MH - You stated you had been on the phone to Microsoft - are you in a position to advise on Microsoft's advice regarding the issue you have given to them?

In your initial post you stated 'my server' - is this the only server you have in your workgroup or domain? Do you have any others? Are they also experiencing the same issue?
What services is this server running? Is it just file and print? Other? DC?
What role is the server playing within your company/organisation?
What applications are installed? SQL? MSDE? Anything?

Thanks
Keith

@keith: If you're a Microsoft engineer, you have the problem you describe: what exactly is the trigger, what exact configurations are affected, etc. For our purposes, however, we've found the culprit: Microsoft released a patch which is causing our various systems to "spontaneously" (from our point of view) reboot. There have been at least three other threads on this issue started in the past couple of weeks just on Experts Exchange alone... and who knows how many on other message boards.

Let's look at the commonalities (all of which have already been spelled out upthread): Microsoft Windows Server 2003, running various versions of Exchange (2003 and 2007) with OWA enabled. We all installed patch KB968389 shortly before the reboots started. The error messages in the logs point to a DLL which was updated by that patch (msv1_0.dll). When we uninstalled that patch, the reboots went away. As far as I'm concerned, we're done.
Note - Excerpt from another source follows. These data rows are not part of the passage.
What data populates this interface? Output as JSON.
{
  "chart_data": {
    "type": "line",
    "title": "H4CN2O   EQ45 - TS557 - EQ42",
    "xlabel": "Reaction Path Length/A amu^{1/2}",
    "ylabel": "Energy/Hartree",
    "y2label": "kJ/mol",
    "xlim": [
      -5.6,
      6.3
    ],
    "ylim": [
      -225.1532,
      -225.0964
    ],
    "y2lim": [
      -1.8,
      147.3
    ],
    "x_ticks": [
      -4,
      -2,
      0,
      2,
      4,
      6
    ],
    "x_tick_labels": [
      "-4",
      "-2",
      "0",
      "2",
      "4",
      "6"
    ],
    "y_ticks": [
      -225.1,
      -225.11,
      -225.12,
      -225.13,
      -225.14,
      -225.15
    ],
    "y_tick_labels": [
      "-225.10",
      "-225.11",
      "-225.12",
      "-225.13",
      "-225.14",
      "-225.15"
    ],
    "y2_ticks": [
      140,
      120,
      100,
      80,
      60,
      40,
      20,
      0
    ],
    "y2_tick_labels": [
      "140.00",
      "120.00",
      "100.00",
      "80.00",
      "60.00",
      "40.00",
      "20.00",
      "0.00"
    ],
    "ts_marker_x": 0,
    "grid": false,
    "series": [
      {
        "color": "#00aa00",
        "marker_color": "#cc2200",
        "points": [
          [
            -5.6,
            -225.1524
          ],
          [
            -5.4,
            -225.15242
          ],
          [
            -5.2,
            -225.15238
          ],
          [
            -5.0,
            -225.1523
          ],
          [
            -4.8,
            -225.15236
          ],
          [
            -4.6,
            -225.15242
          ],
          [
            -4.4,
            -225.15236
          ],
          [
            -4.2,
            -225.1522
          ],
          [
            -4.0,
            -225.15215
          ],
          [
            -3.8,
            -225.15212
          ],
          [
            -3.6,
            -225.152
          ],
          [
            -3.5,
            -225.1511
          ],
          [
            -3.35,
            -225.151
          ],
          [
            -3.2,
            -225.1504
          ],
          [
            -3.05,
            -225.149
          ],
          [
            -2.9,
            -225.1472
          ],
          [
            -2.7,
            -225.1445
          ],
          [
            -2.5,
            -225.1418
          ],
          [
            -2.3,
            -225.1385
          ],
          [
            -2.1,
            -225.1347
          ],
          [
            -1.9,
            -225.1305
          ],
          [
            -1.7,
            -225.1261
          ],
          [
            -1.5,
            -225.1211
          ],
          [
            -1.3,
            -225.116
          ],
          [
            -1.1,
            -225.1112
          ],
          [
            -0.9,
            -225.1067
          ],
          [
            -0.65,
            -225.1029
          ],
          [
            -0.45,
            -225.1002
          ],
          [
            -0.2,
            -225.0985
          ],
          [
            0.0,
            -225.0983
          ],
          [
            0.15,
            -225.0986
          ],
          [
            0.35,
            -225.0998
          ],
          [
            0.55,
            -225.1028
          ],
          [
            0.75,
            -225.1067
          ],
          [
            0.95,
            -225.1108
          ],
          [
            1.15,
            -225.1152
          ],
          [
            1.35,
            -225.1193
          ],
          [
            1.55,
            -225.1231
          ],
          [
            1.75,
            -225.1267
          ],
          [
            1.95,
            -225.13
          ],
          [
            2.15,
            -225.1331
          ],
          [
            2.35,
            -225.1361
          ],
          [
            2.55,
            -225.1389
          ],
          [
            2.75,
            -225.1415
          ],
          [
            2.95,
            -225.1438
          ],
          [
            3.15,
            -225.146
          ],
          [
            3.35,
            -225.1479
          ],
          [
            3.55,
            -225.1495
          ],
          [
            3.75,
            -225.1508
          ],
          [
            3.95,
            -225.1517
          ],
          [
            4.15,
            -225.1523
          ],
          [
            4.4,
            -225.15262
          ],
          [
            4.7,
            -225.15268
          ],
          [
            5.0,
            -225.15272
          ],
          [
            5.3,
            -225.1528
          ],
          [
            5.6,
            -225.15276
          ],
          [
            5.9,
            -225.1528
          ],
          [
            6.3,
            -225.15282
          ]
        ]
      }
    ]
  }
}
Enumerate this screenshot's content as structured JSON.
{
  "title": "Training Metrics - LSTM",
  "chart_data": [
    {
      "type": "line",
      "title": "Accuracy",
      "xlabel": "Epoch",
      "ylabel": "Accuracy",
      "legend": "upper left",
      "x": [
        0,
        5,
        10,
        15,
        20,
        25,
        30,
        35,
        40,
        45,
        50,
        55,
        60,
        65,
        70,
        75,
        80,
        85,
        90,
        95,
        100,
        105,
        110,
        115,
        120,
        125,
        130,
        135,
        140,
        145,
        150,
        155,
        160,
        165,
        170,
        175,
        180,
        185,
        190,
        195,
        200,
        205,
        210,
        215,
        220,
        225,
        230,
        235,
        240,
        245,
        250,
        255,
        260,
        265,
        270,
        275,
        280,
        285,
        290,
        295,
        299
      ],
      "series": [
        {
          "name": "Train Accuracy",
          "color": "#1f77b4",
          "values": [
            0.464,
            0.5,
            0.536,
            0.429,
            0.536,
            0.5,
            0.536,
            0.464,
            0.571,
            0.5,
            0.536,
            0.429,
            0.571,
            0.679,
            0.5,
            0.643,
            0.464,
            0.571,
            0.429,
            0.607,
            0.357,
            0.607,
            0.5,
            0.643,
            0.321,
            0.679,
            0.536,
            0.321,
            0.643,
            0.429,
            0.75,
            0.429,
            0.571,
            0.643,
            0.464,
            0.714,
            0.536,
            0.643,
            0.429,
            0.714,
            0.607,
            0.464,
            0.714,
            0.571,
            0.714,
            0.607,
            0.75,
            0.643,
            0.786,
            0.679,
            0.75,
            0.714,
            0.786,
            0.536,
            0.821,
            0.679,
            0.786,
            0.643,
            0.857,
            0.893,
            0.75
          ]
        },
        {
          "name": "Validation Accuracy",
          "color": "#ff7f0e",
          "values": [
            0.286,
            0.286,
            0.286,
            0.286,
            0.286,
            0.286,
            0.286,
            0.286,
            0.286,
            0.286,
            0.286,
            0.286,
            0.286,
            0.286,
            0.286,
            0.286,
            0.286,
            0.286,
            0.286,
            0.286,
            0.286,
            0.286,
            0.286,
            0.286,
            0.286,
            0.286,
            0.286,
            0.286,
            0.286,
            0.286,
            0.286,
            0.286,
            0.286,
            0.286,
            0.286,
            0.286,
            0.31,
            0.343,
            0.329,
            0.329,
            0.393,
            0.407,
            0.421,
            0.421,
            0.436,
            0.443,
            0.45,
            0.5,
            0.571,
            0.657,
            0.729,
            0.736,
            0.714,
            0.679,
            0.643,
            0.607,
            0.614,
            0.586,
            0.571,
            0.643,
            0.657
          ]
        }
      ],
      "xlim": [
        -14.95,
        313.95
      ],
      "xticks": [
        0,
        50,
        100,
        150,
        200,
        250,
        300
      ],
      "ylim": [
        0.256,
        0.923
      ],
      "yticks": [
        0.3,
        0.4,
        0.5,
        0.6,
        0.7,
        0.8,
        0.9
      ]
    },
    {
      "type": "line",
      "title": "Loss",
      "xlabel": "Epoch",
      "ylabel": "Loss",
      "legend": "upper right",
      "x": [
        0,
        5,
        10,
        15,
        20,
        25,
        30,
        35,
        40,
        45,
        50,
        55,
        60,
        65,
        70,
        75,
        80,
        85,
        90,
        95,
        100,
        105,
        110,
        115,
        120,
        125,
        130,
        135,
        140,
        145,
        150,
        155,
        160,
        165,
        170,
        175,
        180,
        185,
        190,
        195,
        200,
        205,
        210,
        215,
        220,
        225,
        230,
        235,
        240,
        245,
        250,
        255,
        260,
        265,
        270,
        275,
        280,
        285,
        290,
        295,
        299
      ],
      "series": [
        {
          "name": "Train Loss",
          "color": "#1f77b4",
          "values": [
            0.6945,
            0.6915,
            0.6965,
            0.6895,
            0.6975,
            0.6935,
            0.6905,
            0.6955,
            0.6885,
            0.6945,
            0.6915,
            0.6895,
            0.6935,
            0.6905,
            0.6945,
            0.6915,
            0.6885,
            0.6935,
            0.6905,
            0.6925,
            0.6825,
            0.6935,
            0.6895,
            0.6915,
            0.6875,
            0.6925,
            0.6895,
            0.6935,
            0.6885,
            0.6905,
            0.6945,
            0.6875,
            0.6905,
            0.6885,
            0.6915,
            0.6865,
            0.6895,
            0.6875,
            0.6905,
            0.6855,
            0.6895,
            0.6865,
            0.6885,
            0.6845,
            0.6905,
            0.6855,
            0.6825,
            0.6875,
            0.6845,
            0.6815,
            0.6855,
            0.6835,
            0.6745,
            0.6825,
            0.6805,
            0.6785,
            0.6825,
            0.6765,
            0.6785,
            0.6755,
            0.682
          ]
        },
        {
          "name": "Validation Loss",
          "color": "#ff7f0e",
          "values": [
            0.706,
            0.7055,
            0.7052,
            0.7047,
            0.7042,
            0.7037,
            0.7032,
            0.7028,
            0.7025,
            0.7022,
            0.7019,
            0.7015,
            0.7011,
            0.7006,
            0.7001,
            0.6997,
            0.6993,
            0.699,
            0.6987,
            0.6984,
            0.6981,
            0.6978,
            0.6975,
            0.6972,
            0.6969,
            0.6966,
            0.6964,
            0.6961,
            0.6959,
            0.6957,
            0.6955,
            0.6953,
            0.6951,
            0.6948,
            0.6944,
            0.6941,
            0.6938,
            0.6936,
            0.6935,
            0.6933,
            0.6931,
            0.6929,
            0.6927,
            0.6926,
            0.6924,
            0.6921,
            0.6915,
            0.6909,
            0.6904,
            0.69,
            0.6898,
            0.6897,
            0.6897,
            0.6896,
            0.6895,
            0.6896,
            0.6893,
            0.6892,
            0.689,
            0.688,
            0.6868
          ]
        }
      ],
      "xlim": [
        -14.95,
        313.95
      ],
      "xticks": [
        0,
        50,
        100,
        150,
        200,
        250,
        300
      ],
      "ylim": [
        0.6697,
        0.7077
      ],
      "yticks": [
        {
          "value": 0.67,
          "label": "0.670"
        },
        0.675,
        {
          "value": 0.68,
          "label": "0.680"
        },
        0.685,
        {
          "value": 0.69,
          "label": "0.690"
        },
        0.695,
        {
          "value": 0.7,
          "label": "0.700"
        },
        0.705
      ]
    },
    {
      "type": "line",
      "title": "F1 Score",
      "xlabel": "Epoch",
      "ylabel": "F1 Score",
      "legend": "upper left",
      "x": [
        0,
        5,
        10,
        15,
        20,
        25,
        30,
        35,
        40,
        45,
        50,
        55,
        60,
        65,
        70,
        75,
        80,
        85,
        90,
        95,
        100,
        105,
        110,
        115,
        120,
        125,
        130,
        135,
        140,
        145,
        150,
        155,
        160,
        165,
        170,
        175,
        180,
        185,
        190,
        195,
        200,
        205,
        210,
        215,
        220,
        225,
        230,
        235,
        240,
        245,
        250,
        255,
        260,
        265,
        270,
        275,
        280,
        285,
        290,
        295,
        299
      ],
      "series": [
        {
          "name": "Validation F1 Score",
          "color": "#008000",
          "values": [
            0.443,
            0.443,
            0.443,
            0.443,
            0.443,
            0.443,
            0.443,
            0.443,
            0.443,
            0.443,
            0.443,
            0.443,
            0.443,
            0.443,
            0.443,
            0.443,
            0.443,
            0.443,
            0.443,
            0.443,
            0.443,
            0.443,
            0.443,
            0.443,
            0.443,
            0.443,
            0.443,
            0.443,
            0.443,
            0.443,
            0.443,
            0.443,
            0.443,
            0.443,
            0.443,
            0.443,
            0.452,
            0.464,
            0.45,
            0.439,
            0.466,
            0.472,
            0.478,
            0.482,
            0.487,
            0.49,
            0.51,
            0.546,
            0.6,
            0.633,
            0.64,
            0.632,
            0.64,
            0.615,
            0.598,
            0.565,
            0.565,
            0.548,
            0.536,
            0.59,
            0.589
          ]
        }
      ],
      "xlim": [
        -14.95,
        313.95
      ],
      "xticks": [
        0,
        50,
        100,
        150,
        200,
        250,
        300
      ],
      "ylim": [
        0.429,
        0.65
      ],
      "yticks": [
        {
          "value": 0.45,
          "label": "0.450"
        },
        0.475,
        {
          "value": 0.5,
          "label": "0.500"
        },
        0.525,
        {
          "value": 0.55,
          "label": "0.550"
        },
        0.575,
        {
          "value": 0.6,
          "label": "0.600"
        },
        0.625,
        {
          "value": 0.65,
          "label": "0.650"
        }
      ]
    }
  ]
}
Now, if you're Microsoft, you've got a headache to deal with, but that's not our responsibility - it's theirs. I'm looking forward to an updated patch that doesn't cause my Exchange server to reboot, and I won't reinstall KB968389 on that server until they've proven it will be stable.

Rohk - I am no longer Microsoft.

MH-Administrator, in addition to my questions above, can you confirm that since the removal of the patch on the 18th, you have still not had any issues?

I am not aware of any 'replacement' patch being issued currently but the issue is documented on a number of forums with PSS recommending the removal if this form of issue is seen, as mentioned by previous commentors. Here is just one of them.

http://messagexchange.blogspot.com/2009/09/kb968389-lsass-reboots.html

@ keith: I wasn't trying to say that you were with Microsoft. I was simply suggesting that Microsoft has more work to do on this issue. Also, thanks for confirming my solution.